# Le Désespéré for SQ



## Aramis (Mar 1, 2009)

Finale 2012 playback and score.

Inspired by paiting of the same title by Gustave Courbet. Not finished. Transition to faster part starting at 0:30 too simple, I know. Fast middle section to improve, I know. Piece being worth of time and effort to improve and finish - this I don't know.

Link to sound:

__
https://soundcloud.com/uxopasoz%2Fszkyelet0r

Score in attachement (some harmony is not splitted between staves yet, of course I know viola can't play chords like this).


----------



## ricardo_jvc6 (Dec 8, 2010)

Try to split half the chord of the viola with second violin. The bottom 2 with Viola and upper note with violin II. Might seem not seem a problem for me.


----------



## Musician (Jul 25, 2013)

The midi sounds horrific, dont you have a better sound platform?


----------



## ricardo_jvc6 (Dec 8, 2010)

Aramis, you can use a better sound platform like VSL or any other that has more of a real approach.
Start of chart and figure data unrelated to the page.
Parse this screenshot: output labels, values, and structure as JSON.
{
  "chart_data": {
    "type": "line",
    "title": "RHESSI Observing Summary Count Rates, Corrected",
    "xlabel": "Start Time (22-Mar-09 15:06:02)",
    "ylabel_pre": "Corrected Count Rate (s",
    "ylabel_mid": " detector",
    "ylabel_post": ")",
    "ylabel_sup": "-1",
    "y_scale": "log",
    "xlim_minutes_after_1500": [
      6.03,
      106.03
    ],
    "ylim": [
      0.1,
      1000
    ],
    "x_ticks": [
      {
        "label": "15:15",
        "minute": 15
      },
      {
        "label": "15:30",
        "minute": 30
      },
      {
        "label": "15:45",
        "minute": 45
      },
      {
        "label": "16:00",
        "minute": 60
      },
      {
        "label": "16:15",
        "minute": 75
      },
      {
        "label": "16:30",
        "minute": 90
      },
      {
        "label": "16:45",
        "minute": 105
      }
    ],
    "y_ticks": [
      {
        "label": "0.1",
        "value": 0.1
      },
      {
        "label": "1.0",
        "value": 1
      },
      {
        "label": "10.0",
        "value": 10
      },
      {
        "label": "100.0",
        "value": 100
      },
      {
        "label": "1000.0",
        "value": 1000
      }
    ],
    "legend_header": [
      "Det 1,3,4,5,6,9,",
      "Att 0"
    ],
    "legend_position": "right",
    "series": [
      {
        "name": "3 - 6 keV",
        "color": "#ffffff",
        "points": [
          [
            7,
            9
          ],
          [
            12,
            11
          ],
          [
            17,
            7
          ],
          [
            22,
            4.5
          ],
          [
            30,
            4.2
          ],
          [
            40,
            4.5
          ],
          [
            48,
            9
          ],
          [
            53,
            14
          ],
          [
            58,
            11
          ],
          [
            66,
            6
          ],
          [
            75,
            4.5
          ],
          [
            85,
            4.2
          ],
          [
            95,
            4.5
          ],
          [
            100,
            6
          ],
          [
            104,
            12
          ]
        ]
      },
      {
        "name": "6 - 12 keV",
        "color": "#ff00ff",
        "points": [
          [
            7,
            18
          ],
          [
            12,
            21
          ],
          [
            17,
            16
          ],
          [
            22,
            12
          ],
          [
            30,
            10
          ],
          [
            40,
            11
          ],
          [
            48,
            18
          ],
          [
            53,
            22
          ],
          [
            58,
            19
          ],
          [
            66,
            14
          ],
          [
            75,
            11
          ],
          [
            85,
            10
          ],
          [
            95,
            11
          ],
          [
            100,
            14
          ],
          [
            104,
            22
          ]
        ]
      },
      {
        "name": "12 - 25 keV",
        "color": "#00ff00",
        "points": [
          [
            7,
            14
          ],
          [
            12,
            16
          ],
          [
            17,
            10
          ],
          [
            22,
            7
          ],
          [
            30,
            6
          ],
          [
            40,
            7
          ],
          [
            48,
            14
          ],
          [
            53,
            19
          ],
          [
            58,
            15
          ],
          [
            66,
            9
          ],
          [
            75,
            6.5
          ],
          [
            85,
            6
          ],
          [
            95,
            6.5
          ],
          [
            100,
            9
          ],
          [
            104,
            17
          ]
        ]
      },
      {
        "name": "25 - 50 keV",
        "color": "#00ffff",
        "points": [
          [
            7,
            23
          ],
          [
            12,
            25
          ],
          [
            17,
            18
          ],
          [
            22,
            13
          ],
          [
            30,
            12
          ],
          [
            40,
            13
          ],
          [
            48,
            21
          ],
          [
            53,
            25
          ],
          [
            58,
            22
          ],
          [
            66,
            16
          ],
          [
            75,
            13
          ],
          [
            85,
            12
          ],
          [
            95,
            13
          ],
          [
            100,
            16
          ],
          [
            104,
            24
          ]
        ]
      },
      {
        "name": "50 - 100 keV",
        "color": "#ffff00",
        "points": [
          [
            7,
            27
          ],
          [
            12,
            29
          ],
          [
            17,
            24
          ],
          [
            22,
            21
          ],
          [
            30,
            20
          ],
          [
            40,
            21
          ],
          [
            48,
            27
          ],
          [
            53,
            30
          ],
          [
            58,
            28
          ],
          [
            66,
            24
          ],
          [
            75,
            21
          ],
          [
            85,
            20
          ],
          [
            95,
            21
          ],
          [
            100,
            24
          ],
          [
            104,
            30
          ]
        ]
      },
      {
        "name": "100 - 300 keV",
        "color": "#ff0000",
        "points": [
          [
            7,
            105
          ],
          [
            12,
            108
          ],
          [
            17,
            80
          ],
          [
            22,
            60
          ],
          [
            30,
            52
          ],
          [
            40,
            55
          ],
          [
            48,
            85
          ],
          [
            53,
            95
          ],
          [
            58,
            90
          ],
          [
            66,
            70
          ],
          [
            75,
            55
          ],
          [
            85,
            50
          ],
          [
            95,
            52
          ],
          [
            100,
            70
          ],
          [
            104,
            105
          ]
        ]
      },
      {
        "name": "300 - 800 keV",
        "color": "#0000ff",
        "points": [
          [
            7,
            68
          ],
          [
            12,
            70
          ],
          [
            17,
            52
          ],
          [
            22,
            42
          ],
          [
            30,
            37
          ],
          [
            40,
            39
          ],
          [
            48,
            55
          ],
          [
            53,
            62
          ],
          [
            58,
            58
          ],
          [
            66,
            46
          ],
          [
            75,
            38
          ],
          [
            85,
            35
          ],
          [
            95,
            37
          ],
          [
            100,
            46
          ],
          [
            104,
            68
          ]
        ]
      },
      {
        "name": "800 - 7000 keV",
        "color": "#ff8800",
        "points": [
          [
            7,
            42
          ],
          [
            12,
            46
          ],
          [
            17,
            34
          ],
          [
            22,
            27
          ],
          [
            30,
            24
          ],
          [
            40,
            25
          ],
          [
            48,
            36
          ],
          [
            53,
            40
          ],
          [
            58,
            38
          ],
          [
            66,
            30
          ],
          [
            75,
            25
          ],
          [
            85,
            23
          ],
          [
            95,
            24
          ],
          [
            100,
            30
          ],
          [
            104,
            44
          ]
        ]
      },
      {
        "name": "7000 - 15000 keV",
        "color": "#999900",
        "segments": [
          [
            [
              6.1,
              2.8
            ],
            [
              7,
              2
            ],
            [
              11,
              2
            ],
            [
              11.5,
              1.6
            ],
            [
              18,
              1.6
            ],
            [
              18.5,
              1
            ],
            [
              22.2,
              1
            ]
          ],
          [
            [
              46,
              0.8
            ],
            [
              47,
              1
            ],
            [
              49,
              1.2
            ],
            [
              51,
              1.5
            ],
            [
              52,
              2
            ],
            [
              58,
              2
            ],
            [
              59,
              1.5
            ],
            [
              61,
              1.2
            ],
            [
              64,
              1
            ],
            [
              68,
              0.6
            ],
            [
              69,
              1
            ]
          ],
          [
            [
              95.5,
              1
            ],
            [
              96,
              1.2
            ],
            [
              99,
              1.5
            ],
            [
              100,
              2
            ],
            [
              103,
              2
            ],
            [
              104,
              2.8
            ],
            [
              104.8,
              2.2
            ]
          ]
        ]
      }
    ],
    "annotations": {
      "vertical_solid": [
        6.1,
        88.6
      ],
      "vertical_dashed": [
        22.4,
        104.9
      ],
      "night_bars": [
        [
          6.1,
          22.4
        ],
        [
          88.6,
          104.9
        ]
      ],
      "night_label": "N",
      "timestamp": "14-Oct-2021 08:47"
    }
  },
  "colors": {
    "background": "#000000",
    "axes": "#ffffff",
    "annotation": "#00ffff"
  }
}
In this case if you like a lot of classical sounds, go for VSL (Best VST in the market). You can approach a very realistic score with it.


----------



## Aramis (Mar 1, 2009)

I don't have better sound software and wouldn't pay for something like VSL. If I'm to pay considerable amount of money for realisation of my music, it would be for real musicians. I know that finale playback (it's not MIDI, it's something called Garritan Instruments for Finale) is quite bad, but it's not to sit down and enjoy listening like it would be Emerson Quartet's new CD, it's just for demonstration.


----------



## ricardo_jvc6 (Dec 8, 2010)

Aramis said:


> I don't have better sound software and wouldn't pay for something like VSL. If I'm to pay considerable amount of money for realisation of my music, it would be for real musicians. I know that finale playback (it's not MIDI, it's something called Garritan Instruments for Finale) is quite bad, but it's not to sit down and enjoy listening like it would be Emerson Quartet's new CD, it's just for demonstration.


I understand you completely, but midi is really bad for orchestra mockups. They don't sound really close to the real thing by any means... but I really hope to hear this song played by real musicians because it has a lot of potential.


----------